4. Existe, também, um tratamento desigual no
procedimento de destruição de autos entre a Capital e as comarcas
do interior do Estado. Isso porque o parágrafo primeiro do artigo 11
estabelece o cabimento de recurso no prazo de trinta dias para essas comarcas,
enquanto na Capital tal previsão inexiste, como se pode ver do parágrafo
único do artigo 14, e a destruição poderá acontecer
ao dia seguinte ao da publicação. Pela redação do
provimento, não cabe qualquer recurso na última hipótese
tratada, o que por si só fere o direito das partes.
5. Por rigor técnico, é necessário
mencionar que o Capítulo II - Do Procedimento na Destruição
de Autos contém duas seções III (evidentemente, a última
deveria constituir a seção IV).

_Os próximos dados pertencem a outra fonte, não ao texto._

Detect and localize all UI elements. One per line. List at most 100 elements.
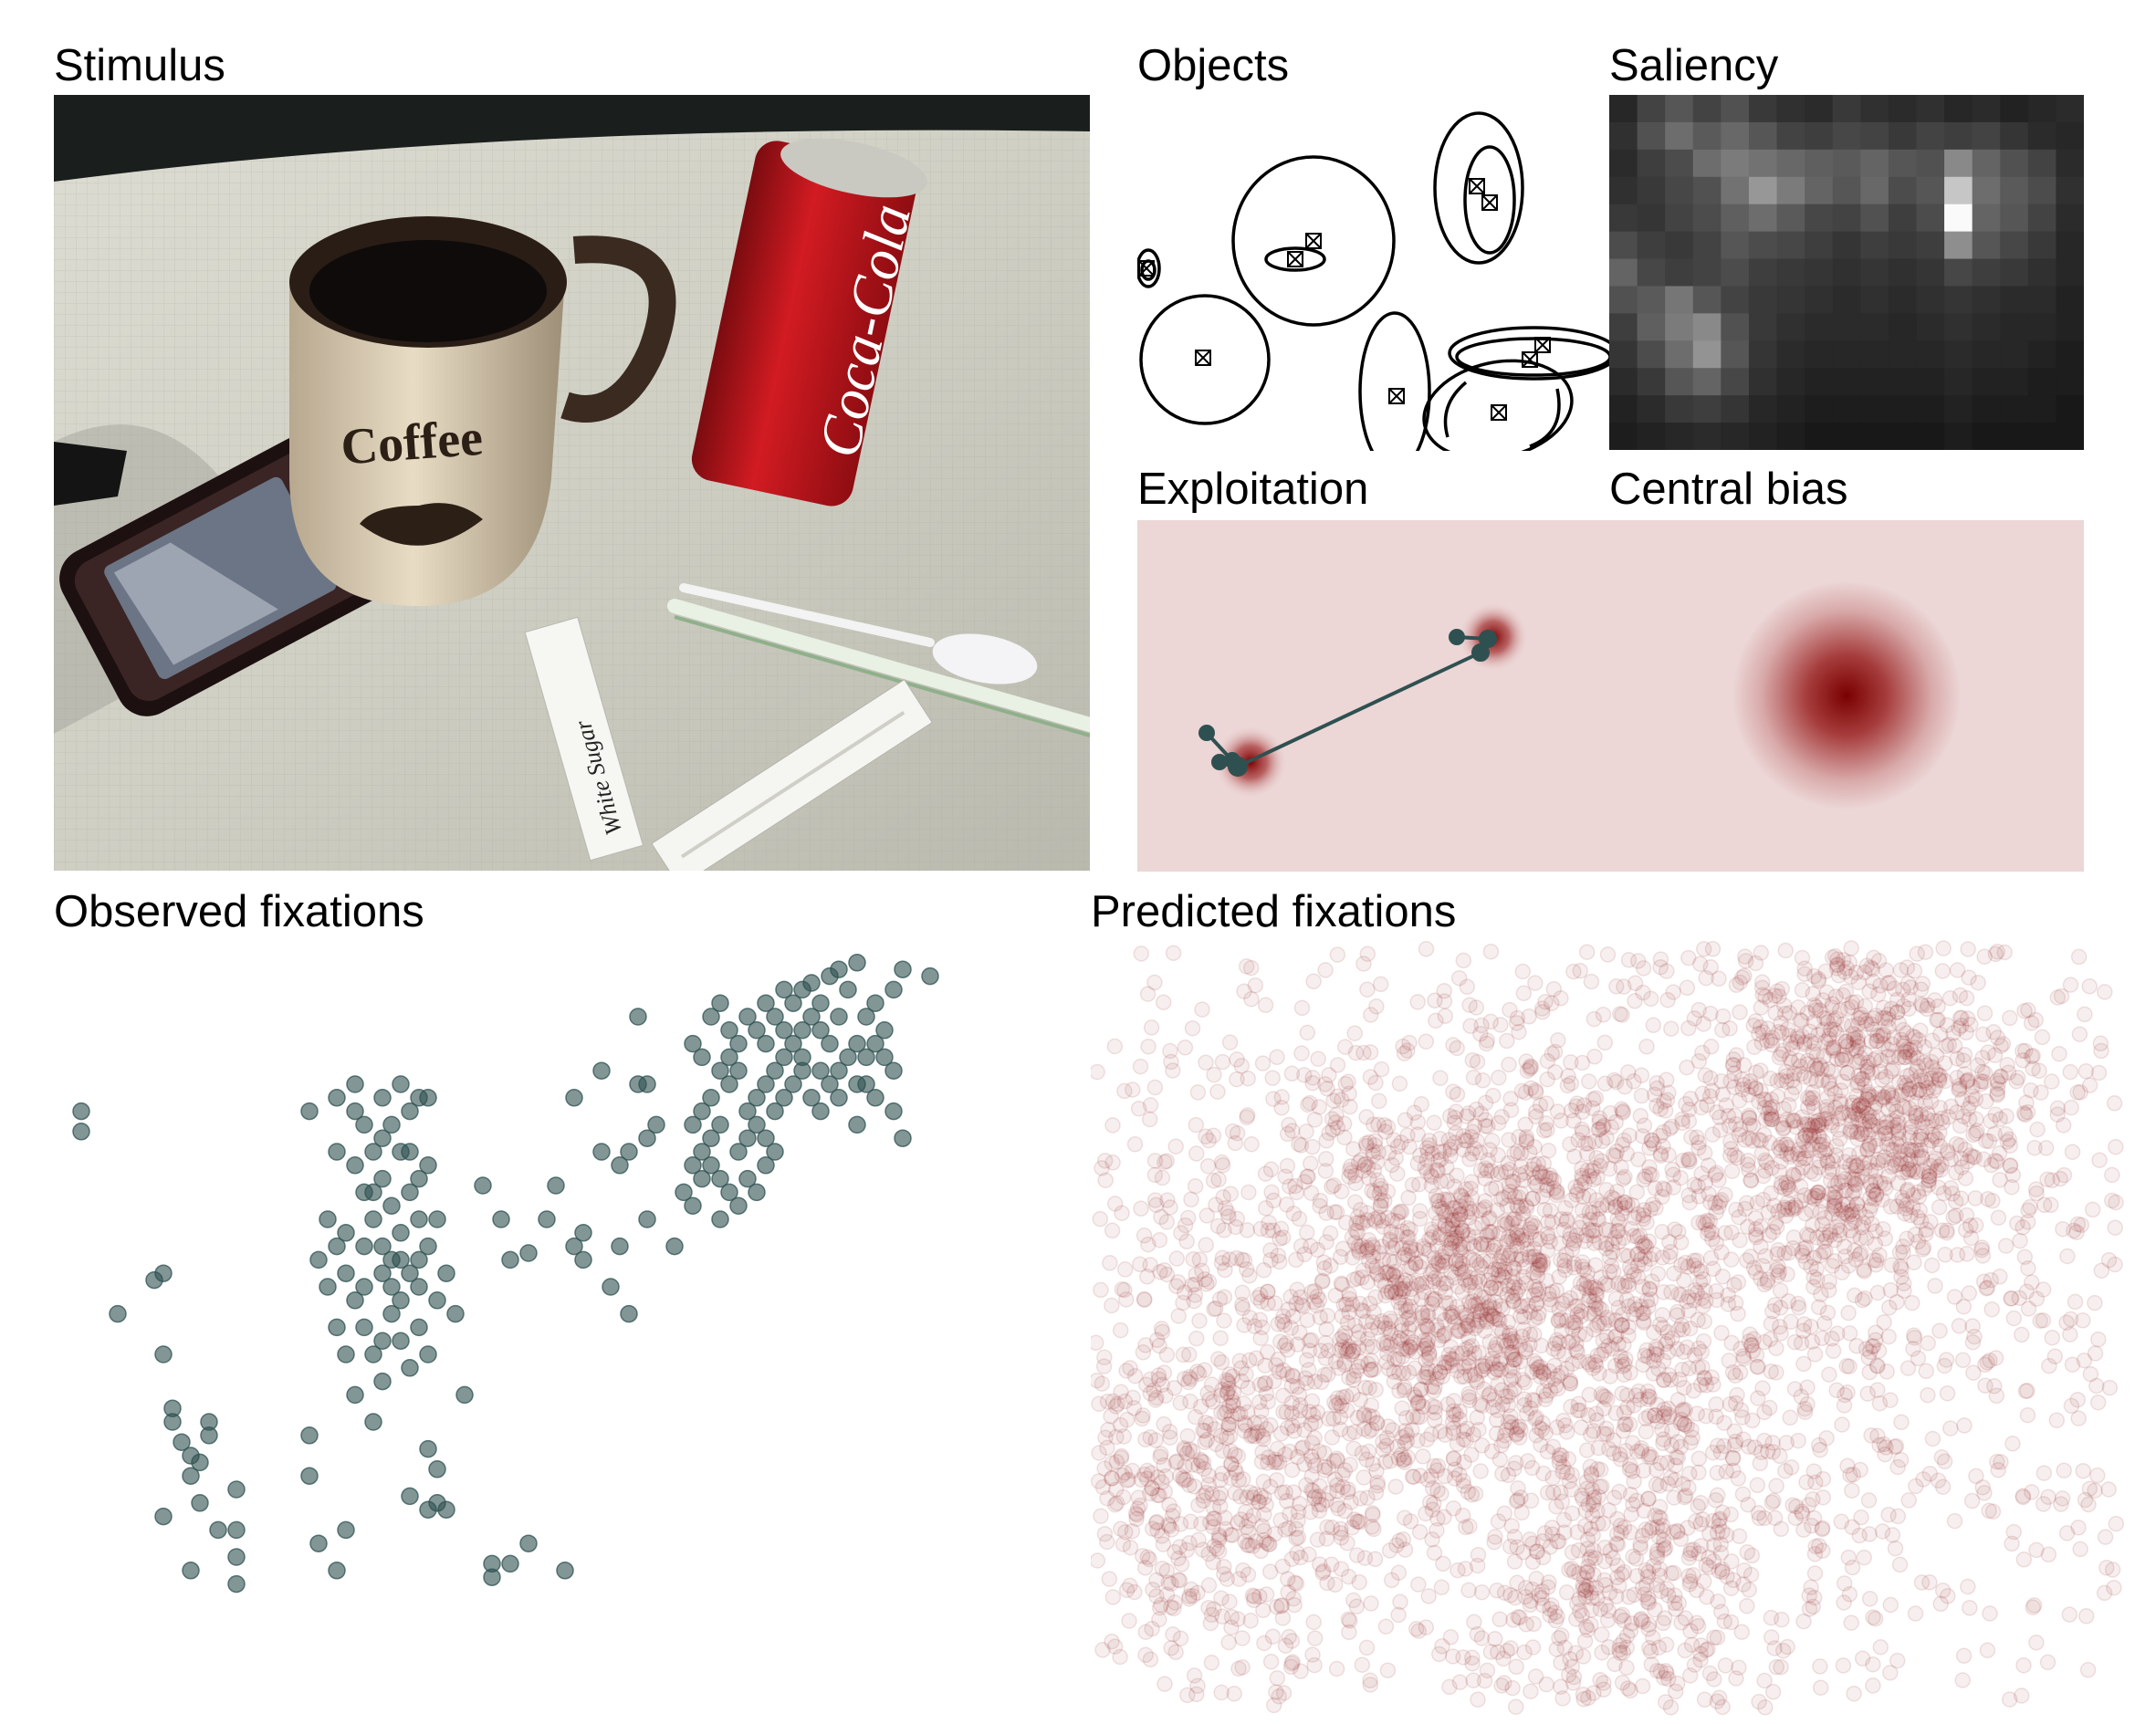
predicted-fixation-point — [1210, 1527, 1228, 1543]
saliency-cell — [2000, 121, 2029, 151]
predicted-fixations-plot — [1091, 940, 2131, 1720]
predicted-fixation-point — [1417, 1159, 1433, 1176]
predicted-fixation-point — [1604, 1340, 1620, 1357]
predicted-fixation-point — [1852, 1229, 1869, 1247]
observed-fixation-point — [309, 1250, 328, 1269]
saliency-cell — [1609, 149, 1638, 178]
predicted-fixation-point — [1419, 1361, 1437, 1378]
predicted-fixation-point — [1512, 1144, 1530, 1162]
predicted-fixation-point — [1263, 1184, 1280, 1201]
observed-fixation-point — [748, 1115, 766, 1134]
saliency-cell — [1637, 395, 1666, 423]
predicted-fixation-point — [1399, 1042, 1416, 1059]
predicted-fixation-point — [1475, 1361, 1491, 1378]
predicted-fixation-point — [1332, 1409, 1349, 1426]
predicted-fixation-point — [1139, 1549, 1156, 1565]
predicted-fixation-point — [1773, 1046, 1790, 1062]
predicted-fixation-point — [1598, 1181, 1615, 1198]
saliency-cell — [1637, 176, 1666, 205]
predicted-fixation-point — [2108, 1138, 2124, 1155]
predicted-fixation-point — [1481, 1253, 1499, 1269]
predicted-fixation-point — [1418, 1033, 1435, 1050]
predicted-fixation-point — [2039, 1171, 2056, 1187]
saliency-cell — [2056, 423, 2084, 450]
observed-fixation-point — [382, 1196, 401, 1215]
predicted-fixation-point — [2070, 1520, 2087, 1536]
predicted-fixation-point — [1701, 1525, 1718, 1542]
predicted-fixation-point — [2026, 1139, 2043, 1156]
observed-fixation-point — [857, 1048, 875, 1067]
predicted-fixation-point — [1277, 1168, 1293, 1185]
predicted-fixation-point — [1867, 1236, 1884, 1252]
predicted-fixation-point — [1360, 1443, 1377, 1460]
predicted-fixation-point — [1988, 1154, 2005, 1170]
saliency-cell — [1721, 204, 1750, 233]
predicted-fixation-point — [1368, 1154, 1386, 1171]
predicted-fixation-point — [1864, 961, 1881, 977]
predicted-fixation-point — [1960, 941, 1976, 957]
saliency-cell — [2027, 176, 2057, 205]
predicted-fixation-point — [1615, 1229, 1632, 1247]
predicted-fixation-point — [2053, 987, 2070, 1005]
observed-fixation-point — [483, 1568, 501, 1586]
predicted-fixation-point — [1318, 1531, 1335, 1547]
predicted-fixation-point — [1799, 1395, 1816, 1413]
predicted-fixation-point — [1770, 1203, 1786, 1220]
predicted-fixation-point — [1525, 1240, 1543, 1258]
saliency-cell — [1944, 121, 1973, 151]
predicted-fixation-point — [1554, 1322, 1570, 1340]
predicted-fixation-point — [1359, 1489, 1376, 1506]
predicted-fixation-point — [2075, 1312, 2091, 1329]
saliency-cell — [1916, 423, 1945, 450]
predicted-fixation-point — [1956, 1417, 1973, 1434]
predicted-fixation-point — [1185, 1587, 1201, 1604]
predicted-fixation-point — [1669, 1303, 1686, 1321]
saliency-cell — [2056, 368, 2084, 396]
saliency-cell — [1805, 95, 1834, 123]
observed-fixation-point — [382, 1278, 401, 1296]
predicted-fixation-point — [1356, 1550, 1374, 1566]
predicted-fixation-point — [1592, 1478, 1608, 1496]
predicted-fixation-point — [1284, 1367, 1301, 1384]
predicted-fixation-point — [1198, 1207, 1216, 1224]
predicted-fixation-point — [1641, 1165, 1658, 1183]
predicted-fixation-point — [1221, 1366, 1238, 1383]
predicted-fixation-point — [1281, 1116, 1297, 1134]
predicted-fixation-point — [1811, 1057, 1828, 1073]
predicted-fixation-point — [2004, 1436, 2021, 1452]
observed-fixation-point — [848, 1075, 866, 1093]
predicted-fixation-point — [1737, 1200, 1753, 1217]
predicted-fixation-point — [1136, 1291, 1153, 1309]
observed-fixation-point — [702, 1089, 720, 1107]
predicted-fixation-point — [1493, 1323, 1511, 1340]
predicted-fixation-point — [2036, 1196, 2053, 1214]
predicted-fixation-point — [1513, 1504, 1530, 1521]
predicted-fixation-point — [1795, 1322, 1812, 1340]
predicted-fixation-point — [1282, 1178, 1298, 1195]
observed-fixation-point — [757, 1034, 775, 1053]
saliency-cell — [2027, 258, 2057, 287]
predicted-fixation-point — [1728, 1670, 1744, 1687]
predicted-fixation-point — [1190, 1365, 1208, 1382]
predicted-fixation-point — [1642, 990, 1659, 1008]
predicted-fixation-point — [1454, 1507, 1471, 1524]
predicted-fixation-point — [1840, 1146, 1858, 1164]
predicted-fixation-point — [1288, 1295, 1304, 1312]
predicted-fixation-point — [1697, 1282, 1713, 1299]
predicted-fixation-point — [1383, 1283, 1400, 1301]
predicted-fixation-point — [1679, 979, 1696, 997]
predicted-fixation-point — [1510, 1608, 1527, 1625]
predicted-fixation-point — [1331, 1395, 1347, 1412]
observed-fixation-point — [410, 1278, 428, 1296]
predicted-fixation-point — [1429, 1522, 1445, 1539]
predicted-fixation-point — [1610, 1300, 1627, 1316]
predicted-fixation-point — [1334, 1240, 1352, 1257]
predicted-fixation-point — [1349, 1224, 1366, 1241]
predicted-fixation-point — [1586, 1235, 1603, 1251]
predicted-fixation-point — [1549, 1332, 1565, 1349]
saliency-cell — [2027, 423, 2057, 450]
predicted-fixation-point — [1649, 1413, 1666, 1430]
predicted-fixation-point — [1306, 1283, 1323, 1300]
saliency-cell — [1860, 368, 1889, 396]
predicted-fixation-point — [1582, 1279, 1598, 1296]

Mas não é só
um mero engano datilográfico: a leitura dessa última parte (Do
Edital) mostra que os dispositivos do artigo 16 referem-se a disposições
comuns, as quais são cuidadas na seção I.
6. O parágrafo 5º do artigo 21 estabelece a vedação
de entrega de autos às partes ou a seus advogados. Se uma parte ou seu
advogado tiver interesse em conservar consigo os autos e desde que não o
tenha a outra parte ou seu patrono, não parece razoável a destruição
dos mesmos. Nenhuma razão, nesse caso, haveria para a destruição,
visto que o volume estaria fora do arquivo, sem ocupar qualquer espaço.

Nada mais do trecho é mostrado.